Primero (y esto lo reconoce abiertamente) modificar de manera radical el censo electoral importando masivamente futuros votantes de izquierdas.

Y segundo, el reemplazo étnico masivo de españoles por extranjeros. Esto no se atreve a reconocerlo abiertamente, claro, sería demasiado fuerte, y lo disimula diciendo que quiere reemplazar «a los fachas , a los fascistas y a los racistas».

Incluso se lee entre líneas una tercera intención: usar a los inmigrantes como tropas de choque contra los patriotas si un día se rebelan contra este plan genocida.

Que no os engañe su falsa neolengua. Esta enferma mental , al igual que el resto de esta izquierda posmoderna desquiciada, odia a España, a Europa, a Occidente y a todos los pueblos blancos.

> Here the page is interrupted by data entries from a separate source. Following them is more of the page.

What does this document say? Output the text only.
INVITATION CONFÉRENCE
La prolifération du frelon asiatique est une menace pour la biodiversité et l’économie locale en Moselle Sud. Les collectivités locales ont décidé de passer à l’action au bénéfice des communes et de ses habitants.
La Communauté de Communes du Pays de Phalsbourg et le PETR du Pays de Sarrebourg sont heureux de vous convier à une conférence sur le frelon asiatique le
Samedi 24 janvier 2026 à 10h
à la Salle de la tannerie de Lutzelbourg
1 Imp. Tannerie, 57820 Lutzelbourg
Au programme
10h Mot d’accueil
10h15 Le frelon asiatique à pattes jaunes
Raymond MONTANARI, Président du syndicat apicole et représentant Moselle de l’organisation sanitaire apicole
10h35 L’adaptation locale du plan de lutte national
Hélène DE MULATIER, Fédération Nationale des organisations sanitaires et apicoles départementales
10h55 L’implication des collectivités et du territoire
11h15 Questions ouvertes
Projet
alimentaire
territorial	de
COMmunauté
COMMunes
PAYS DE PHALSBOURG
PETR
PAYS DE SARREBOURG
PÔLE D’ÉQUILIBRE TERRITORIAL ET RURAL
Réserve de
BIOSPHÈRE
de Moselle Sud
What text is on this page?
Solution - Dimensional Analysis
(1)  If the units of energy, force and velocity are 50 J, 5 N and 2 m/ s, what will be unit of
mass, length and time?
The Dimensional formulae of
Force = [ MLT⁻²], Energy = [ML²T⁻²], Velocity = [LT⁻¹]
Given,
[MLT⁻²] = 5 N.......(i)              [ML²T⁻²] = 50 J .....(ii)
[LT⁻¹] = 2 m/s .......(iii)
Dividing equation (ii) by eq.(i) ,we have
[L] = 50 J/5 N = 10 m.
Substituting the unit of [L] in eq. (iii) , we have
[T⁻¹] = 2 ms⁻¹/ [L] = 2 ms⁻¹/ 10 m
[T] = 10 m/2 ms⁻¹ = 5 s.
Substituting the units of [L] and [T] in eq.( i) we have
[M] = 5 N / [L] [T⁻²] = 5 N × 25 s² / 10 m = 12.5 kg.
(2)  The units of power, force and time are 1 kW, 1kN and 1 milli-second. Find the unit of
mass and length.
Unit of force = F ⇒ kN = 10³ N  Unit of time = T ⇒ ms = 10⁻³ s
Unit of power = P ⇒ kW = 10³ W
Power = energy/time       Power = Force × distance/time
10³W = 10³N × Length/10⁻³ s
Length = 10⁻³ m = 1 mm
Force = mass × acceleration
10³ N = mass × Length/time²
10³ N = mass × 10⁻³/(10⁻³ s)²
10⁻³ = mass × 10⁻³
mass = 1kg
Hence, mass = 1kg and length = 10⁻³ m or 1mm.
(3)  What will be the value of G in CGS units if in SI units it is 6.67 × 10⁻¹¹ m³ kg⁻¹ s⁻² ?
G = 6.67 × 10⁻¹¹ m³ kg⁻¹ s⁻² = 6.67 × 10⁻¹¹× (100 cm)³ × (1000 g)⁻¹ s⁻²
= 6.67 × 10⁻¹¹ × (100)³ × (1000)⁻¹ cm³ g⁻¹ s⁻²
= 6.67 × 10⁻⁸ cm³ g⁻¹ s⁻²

Es decir, se odia a sí misma y a todo a lo que ella pertenece.

Y sí, nos quiere reemplazar a TODOS por inmigrantes del tercer mundo. Para estos tarados es una especie de castigo justo y merecido por la esclavitud, el colonialismo y el resto de rollos que se sacan siempre de la manga para justificar esta invasión, como si esos fenómenos hubieran sido históricamente exclusivos de los europeos. Y aunque lo hubieran sido tampoco justificaría este puñetero descontrol migratorio.

En un país sano y normal a los endofobos enfermos mentales se les mete en un psiquiátrico. Cuando les dejas participar en policía se dedican a sabotear y a destruir su propio país.

Aprendamos la lección para el futuro.